Silica and iron may also be considered important marine nutrients as their
lack can limit the amount of productivity in an area. Silica is needed by diatoms
(one of the main phytoplanktonic organisms that forms the base of many marine
food chains. Iron is just recently being discovered to be a limiting factor for
phytoplankton.
pH
pH is a measure of the acidity or alkalinity of a substance and is one of the
stable measurements in seawater. Ocean water has an excellent buffering system
with the interaction of carbon dioxide and water so that it is generally always at a
pH of 7.5 to 8.5. Neutral water is a pH of 7 while acidic substances are less than 7
(down to 1, which is highly acidic) and alkaline substances are more than 7 (up to
14, which is highly alkaline). Anything either highly acid or alkaline would kill
marine life but the oceans are very stable with regard to pH. If seawater was out of
normal range (7.5-8.5) then something would be horribly wrong.

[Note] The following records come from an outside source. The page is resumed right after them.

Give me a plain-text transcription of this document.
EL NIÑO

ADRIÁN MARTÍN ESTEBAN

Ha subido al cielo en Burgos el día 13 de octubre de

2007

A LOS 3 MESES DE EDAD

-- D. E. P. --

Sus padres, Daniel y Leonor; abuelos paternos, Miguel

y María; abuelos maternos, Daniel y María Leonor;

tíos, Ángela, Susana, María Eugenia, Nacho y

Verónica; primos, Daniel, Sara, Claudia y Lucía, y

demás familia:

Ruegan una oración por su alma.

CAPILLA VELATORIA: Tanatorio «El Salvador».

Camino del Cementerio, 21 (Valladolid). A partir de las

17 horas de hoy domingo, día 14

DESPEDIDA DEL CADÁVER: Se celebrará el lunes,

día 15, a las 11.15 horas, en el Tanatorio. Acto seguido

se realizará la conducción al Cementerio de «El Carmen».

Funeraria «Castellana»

In summary, the salinity and pH of seawater are relatively stable
measurements whereas temperature, dissolved oxygen, and nutrients may
vary. The next lesson will introduce you to how all the water masses of the
oceans move around and mix, or do not mix in general patterns. It is always
important to remember that every local situation can be quite different than
the 'average' so it is always important to take actual measurements.